Vrij Nederland. Boekenbijlage 1984
(1984)– [tijdschrift] Vrij Nederland– Auteursrechtelijk beschermd
[pagina 61]
| |
Teringstein 98Bewusteloos lag Termorshuizen op de grond. Het kromzwaard, aan de greep van zijn hand ontsnapt, trilde heel even na en gleed vervolgens, als een dode hagedis langs een glazen wand, naar beneden. Daar lag de leider van de mohammedanen, deerlijk geveld, naast zijn werkeloze wapen. Eppie zag zijn kans schoon. Hij had geen tijd om zich af te vragen welke wonderlijke krachten hier in het spel waren, hij besefte alleen dat er een beslissende bres in de tegenpartij was geslagen.
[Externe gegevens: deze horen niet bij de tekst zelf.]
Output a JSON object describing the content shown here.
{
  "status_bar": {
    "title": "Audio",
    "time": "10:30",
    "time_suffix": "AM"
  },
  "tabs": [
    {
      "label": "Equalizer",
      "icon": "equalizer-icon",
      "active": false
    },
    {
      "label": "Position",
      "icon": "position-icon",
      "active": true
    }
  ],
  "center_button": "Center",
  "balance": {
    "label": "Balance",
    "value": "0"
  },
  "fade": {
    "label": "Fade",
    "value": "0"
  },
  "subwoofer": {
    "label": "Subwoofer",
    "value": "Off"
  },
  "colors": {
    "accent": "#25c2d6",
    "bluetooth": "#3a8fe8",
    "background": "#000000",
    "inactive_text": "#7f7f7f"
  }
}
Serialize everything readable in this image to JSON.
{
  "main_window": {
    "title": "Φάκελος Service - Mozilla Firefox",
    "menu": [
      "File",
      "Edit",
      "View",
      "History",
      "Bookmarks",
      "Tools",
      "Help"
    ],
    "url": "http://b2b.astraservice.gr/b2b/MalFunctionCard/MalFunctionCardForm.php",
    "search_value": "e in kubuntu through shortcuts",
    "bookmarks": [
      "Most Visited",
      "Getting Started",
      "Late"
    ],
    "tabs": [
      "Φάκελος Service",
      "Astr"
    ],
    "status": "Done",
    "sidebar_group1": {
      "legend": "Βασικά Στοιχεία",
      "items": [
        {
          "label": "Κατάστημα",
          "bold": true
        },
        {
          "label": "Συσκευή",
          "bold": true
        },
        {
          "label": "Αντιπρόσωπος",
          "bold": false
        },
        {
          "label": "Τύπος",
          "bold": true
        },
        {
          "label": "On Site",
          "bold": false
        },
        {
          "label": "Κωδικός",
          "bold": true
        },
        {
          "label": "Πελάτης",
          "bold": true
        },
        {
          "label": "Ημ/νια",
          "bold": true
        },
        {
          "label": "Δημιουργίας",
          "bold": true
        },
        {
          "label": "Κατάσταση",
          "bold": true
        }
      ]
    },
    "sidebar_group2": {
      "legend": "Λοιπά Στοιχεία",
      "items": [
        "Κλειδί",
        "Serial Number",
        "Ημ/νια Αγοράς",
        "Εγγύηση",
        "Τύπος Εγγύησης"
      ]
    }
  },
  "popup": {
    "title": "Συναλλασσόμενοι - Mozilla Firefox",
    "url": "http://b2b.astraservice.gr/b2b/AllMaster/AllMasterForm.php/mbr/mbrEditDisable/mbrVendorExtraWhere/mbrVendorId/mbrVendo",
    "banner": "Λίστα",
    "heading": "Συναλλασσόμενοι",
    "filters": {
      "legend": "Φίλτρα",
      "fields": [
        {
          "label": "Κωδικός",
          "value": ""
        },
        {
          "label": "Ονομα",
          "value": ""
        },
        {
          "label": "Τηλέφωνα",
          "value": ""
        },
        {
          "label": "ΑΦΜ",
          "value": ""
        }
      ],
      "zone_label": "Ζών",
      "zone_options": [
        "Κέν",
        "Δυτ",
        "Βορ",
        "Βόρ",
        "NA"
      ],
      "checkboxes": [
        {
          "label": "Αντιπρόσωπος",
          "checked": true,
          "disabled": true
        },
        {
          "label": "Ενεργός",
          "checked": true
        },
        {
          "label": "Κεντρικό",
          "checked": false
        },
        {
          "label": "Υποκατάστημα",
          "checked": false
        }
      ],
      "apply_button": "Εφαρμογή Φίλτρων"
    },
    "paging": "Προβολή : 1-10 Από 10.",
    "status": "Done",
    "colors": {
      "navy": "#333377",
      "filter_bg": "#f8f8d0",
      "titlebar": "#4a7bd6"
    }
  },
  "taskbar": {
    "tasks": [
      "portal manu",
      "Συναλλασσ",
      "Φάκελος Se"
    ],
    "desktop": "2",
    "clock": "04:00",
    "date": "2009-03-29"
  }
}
Zonder ook maar één seconde te aarzelen stormde hij, een bewonderend ‘ooh en ‘aah’ aan Ralph en Siegfried ontlokkend, voorwaarts - met als enige gevolg dat, meteen daarop, ook hij buiten westen op de grond lag. Ook hij was tegen die raadselachtige barrière, waar geen mensenhand aan te pas kwam, te pletter gelopen.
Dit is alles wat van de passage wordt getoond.